We've been a PCI-DSS Level 1 service provider since 2016 — the highest tier of certification, held through every revision of the standard since — and that's the footing customers like British American Tobacco, Warby Parker, and Allclear rely on, alongside endorsements from NatWest and Lloyds. After fifteen years in payments, my take is a simple one: the best payment method is the one that fits the call in front of you. Sometimes that's a link. Sometimes it's masked keypad entry. The thing that matters is that the agent is never the weak link, whichever you pick. See how our secure telephone payments work.

Frequently Asked Questions

What is pay by link?+

Pay by link is a way to take a card payment by sending the customer a unique web link instead of using a checkout or a card terminal. The link opens a secure, hosted payment page where the customer enters their card details and pays. You can send it by SMS, email, WhatsApp, or as a QR code, and you don't need a website, an app, or any development work to use it.

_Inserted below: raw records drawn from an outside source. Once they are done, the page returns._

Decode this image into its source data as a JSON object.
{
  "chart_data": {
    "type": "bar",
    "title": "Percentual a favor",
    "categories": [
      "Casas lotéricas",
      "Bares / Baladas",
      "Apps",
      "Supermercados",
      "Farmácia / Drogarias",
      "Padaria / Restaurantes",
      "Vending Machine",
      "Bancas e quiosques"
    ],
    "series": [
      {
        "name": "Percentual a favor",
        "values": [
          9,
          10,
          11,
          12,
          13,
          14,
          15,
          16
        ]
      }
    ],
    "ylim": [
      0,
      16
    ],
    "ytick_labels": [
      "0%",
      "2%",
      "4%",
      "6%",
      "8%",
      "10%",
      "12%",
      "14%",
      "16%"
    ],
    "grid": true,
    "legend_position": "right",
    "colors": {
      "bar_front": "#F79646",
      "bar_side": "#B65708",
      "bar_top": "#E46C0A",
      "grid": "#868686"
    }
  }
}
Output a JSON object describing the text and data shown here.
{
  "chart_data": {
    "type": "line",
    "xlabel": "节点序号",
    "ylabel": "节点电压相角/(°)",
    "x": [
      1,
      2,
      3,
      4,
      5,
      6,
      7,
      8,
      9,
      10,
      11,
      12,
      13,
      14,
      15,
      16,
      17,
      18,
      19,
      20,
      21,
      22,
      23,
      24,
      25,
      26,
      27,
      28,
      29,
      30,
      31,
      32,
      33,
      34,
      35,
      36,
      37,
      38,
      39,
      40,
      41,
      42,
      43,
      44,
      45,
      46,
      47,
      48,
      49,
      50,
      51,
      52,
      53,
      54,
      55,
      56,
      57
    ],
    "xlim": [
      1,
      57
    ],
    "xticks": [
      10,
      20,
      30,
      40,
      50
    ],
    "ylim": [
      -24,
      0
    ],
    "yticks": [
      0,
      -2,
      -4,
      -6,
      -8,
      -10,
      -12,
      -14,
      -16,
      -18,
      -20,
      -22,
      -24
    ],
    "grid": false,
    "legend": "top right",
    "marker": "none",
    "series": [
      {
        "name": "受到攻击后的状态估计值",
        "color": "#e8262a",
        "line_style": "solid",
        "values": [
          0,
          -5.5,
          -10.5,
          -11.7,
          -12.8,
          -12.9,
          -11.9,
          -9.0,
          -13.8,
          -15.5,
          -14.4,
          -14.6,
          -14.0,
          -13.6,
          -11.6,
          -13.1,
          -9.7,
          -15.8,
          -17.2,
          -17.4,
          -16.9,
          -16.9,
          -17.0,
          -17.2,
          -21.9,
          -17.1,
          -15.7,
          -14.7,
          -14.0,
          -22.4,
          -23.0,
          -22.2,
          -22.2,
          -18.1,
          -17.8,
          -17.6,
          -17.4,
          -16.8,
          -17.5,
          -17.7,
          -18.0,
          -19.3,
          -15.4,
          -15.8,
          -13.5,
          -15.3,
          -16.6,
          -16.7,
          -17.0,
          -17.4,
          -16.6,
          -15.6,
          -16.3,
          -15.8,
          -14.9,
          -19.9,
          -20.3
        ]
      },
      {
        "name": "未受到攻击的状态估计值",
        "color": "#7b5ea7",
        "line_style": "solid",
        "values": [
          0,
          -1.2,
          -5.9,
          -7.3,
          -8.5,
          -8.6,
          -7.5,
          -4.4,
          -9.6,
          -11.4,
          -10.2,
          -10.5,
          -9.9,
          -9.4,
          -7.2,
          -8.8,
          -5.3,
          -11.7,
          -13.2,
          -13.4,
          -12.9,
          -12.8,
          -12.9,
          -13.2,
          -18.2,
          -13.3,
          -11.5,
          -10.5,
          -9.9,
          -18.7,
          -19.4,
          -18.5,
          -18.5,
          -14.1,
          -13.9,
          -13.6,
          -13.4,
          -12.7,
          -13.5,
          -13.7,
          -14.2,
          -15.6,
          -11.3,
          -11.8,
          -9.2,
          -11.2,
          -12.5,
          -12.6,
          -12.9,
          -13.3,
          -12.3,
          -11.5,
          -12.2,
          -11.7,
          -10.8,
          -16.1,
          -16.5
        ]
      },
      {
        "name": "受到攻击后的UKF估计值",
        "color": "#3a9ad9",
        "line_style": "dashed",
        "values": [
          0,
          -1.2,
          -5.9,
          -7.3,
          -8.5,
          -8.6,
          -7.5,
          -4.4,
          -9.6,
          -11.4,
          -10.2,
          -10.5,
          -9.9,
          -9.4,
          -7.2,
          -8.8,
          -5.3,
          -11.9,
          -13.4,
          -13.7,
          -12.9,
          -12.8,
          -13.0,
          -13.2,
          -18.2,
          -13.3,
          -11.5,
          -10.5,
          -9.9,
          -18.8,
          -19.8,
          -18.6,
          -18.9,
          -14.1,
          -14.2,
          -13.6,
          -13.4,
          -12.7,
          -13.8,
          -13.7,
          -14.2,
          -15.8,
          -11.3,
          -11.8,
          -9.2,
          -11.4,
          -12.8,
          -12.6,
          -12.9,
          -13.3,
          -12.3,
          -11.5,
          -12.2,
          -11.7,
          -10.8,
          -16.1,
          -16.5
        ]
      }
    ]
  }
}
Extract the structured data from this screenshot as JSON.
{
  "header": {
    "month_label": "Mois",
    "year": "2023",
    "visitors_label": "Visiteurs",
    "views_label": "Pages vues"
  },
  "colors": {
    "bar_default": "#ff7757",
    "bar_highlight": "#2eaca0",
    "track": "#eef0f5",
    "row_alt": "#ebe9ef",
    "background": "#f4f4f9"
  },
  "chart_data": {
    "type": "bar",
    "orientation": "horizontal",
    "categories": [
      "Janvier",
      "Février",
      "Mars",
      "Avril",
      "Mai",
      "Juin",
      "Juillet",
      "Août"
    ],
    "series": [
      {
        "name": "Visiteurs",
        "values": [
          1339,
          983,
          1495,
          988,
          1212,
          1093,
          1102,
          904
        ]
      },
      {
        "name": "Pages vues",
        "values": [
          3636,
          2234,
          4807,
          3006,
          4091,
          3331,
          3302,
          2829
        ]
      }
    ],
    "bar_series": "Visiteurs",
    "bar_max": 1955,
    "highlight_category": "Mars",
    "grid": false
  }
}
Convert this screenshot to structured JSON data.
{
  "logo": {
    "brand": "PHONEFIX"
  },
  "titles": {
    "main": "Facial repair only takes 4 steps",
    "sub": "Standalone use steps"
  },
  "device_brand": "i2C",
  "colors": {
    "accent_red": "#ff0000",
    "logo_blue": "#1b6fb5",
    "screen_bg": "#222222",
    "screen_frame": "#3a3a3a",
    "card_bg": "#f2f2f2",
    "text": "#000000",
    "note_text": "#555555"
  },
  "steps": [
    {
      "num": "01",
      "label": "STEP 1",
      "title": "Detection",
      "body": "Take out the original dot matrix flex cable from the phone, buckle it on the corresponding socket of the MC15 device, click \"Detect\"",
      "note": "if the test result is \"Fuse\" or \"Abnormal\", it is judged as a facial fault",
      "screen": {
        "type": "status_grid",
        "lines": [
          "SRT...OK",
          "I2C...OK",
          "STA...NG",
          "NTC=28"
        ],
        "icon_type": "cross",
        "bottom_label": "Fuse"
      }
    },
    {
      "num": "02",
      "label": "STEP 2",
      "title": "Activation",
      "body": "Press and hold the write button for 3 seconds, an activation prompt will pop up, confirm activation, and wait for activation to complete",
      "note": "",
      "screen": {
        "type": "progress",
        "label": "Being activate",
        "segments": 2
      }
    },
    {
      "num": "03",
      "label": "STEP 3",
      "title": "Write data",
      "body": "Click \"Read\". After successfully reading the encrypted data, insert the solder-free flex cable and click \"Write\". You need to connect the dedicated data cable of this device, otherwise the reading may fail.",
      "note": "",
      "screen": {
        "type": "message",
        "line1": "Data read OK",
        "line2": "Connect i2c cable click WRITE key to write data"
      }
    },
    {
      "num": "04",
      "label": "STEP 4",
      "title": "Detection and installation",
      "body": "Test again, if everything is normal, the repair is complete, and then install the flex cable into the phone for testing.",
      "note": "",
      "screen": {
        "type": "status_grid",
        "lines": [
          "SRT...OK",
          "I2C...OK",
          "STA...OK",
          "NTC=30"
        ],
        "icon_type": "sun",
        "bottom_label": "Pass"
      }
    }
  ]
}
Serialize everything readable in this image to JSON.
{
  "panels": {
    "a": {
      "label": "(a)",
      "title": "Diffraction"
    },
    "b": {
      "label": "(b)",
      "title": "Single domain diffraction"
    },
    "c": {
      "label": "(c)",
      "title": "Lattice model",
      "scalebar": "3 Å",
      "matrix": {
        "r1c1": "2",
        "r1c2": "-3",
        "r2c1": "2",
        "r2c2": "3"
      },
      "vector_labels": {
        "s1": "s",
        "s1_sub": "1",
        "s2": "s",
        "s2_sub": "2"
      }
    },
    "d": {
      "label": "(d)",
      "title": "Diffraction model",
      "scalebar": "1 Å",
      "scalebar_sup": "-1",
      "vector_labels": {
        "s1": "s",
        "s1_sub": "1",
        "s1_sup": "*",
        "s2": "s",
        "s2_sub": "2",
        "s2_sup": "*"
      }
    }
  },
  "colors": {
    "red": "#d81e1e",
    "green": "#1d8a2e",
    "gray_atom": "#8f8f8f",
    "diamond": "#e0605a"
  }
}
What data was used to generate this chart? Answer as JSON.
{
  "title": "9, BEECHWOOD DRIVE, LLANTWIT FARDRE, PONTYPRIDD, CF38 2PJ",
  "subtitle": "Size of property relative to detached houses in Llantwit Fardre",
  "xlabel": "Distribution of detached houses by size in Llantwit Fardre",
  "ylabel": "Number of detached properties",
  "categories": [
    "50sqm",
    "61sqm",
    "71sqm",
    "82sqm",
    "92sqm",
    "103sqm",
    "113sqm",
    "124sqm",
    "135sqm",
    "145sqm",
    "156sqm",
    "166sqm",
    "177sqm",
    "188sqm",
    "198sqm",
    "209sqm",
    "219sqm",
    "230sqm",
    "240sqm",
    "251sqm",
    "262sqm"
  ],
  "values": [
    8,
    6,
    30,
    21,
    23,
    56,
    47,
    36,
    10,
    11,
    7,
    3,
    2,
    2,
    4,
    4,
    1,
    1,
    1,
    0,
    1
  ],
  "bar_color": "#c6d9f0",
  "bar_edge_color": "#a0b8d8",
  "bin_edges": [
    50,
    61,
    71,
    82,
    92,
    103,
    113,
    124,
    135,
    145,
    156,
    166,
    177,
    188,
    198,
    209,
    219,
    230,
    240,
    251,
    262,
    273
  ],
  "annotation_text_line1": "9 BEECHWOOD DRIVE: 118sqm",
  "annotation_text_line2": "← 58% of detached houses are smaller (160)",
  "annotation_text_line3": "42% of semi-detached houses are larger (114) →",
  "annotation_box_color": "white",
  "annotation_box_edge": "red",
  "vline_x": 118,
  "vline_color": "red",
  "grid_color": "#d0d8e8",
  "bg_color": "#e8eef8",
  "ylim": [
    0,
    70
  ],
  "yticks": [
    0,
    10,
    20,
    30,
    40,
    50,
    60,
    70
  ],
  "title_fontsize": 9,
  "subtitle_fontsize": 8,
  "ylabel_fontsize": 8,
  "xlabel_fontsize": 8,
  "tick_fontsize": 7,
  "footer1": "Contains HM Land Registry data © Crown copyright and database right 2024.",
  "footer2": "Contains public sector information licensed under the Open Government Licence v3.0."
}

Are payment links secure?+

A payment link is secure when it opens a hosted payment page run by a PCI-compliant provider, because the card details are entered on that page and never touch the merchant's website, agents, or call recordings. The risks to manage are on the sending side: set an expiry, use single-use links where you can, brand the page so customers recognise it, and only send links to people who are expecting them — because fraudsters also send fake "payment links", and a legitimate one needs to be verifiable.

Does pay by link reduce PCI scope?+

Yes. Because the card data is captured on the provider's hosted page rather than on your own systems, the agents, the website, and the call recordings all fall out of scope, and most merchants using this model can self-assess against the shortest PCI questionnaire, SAQ A. Under PCI DSS v4.0.1 (in force since 31 March 2025), two former requirements were removed from SAQ A, though merchants must now confirm their site isn't exposed to malicious-script attacks.